Subsidiarität ist ein demokratisch-pluralistisches Prinzip, das eng mit
Föderalismus- und Dezentalisierungsvorstellungen verbunden ist. Auch im
Hinblick auf die Beschlüsse von Maastricht und die Europäische Union ist
das Subsidiaritätsprinzip von größter Aktualität. Ferner befinden sich
der Subsidiaritätsgedanke auch im Einklang mit dem "small is
beautiful"-Trend in den Sozialwissenschaften. Der Vielschichtigkeit und
Relationenvielfalt der Subsidiaritätsidee wird in dieser Studie unter
politikwissenschaftlichen Gesichtspunkten nachgegangen.Zunächst wird die
Subsidiarität als Grundkategorie in der Ideengeschichte (Thomas von
Aquin, Johannes Althusius) und der katholischen Soziallehre
(Sozialenzyklika "Quadragesimo anno", Oswald von Nell-Breuning)

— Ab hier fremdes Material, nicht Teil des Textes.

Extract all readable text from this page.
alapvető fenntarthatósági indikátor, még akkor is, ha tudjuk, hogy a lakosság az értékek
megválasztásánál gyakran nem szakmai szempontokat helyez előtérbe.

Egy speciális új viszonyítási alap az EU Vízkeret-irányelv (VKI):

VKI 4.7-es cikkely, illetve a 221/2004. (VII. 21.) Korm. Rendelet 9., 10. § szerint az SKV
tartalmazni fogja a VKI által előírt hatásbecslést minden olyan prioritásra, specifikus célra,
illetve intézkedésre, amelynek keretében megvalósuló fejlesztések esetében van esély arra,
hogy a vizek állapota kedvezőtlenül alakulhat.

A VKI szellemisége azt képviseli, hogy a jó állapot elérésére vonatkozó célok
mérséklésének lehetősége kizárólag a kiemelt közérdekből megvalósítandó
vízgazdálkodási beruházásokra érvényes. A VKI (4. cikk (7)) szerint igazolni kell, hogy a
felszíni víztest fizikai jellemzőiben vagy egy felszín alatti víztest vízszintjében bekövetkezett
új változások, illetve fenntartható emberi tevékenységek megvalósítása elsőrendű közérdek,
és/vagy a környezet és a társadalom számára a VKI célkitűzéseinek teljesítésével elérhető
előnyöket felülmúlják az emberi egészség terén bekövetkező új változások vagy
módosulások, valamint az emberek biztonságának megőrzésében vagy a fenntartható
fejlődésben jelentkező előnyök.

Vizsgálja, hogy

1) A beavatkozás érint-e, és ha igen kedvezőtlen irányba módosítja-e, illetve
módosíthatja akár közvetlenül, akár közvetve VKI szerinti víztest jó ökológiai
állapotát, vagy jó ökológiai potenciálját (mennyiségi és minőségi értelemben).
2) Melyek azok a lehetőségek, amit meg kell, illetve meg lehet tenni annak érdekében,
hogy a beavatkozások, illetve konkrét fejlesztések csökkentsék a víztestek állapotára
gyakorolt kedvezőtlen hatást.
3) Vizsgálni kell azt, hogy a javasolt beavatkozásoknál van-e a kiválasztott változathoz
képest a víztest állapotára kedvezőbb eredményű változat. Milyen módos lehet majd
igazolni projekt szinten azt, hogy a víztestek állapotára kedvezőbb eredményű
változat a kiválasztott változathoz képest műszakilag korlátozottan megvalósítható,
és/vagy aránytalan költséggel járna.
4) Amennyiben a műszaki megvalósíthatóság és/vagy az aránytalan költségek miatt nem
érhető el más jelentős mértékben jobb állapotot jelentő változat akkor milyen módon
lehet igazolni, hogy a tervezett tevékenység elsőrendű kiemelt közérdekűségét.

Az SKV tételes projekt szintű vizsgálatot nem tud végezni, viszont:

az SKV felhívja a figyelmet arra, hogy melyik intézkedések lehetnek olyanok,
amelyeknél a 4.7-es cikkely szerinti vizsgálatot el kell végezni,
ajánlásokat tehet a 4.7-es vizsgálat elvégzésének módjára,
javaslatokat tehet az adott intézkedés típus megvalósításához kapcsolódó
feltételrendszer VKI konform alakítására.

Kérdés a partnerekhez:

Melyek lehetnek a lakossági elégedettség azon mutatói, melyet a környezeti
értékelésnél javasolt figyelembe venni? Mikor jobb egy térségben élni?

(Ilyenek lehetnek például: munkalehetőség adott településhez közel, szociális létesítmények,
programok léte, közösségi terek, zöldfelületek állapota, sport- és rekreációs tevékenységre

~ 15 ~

behandelt. Sodann werden die Relationen der Subsidiarität in ihrer
Bedeutung für die Gesamtgesellschaft entfaltet (evangelische Ethik,
Selbsthilfe, Entwicklung, Sozialpolitik, Grundgesetz, Demokratie,
Föderalismus, Dezentralisation, Neokonservatismus, Sozialdemokratie,
"Regenbogengesellschaft", "Civil Society"). Außerdem wird Subsidiarität
als möglicher Baustein einer künftigen europäischen Ordnung
problematisiert.Subsidiarität stellt einen spezifischen Integrations-
und Handlungszusammenhang her. Probleme sollten im Sinne einer
sachgerechten Machtverteilung auf derjenigen Ebene gelöst werden, auf
der sie sich stellen. Auch eine polyzentrische Gesellschaft, die im
Rahmen der neueren sozialwissenschaftlichen Staatsdiskussion angezielt
wird, dürfte ohne Geltung des Subsidiaritätsprinzips keinen Bestand
haben. Ebenso kann Subsidiarität personal eingebettet werden in einen
freien Bürgerverbund der aktiven und offenen Gesellschaft. Insofern
erweist sich Subsidiarität als ein politisch-praktisches Prinzip, das
angelegt ist auf eine dezentrale partizipative Öffnung wie
multisektorale Pluralisierung und dabei auf Komplementarität beruht.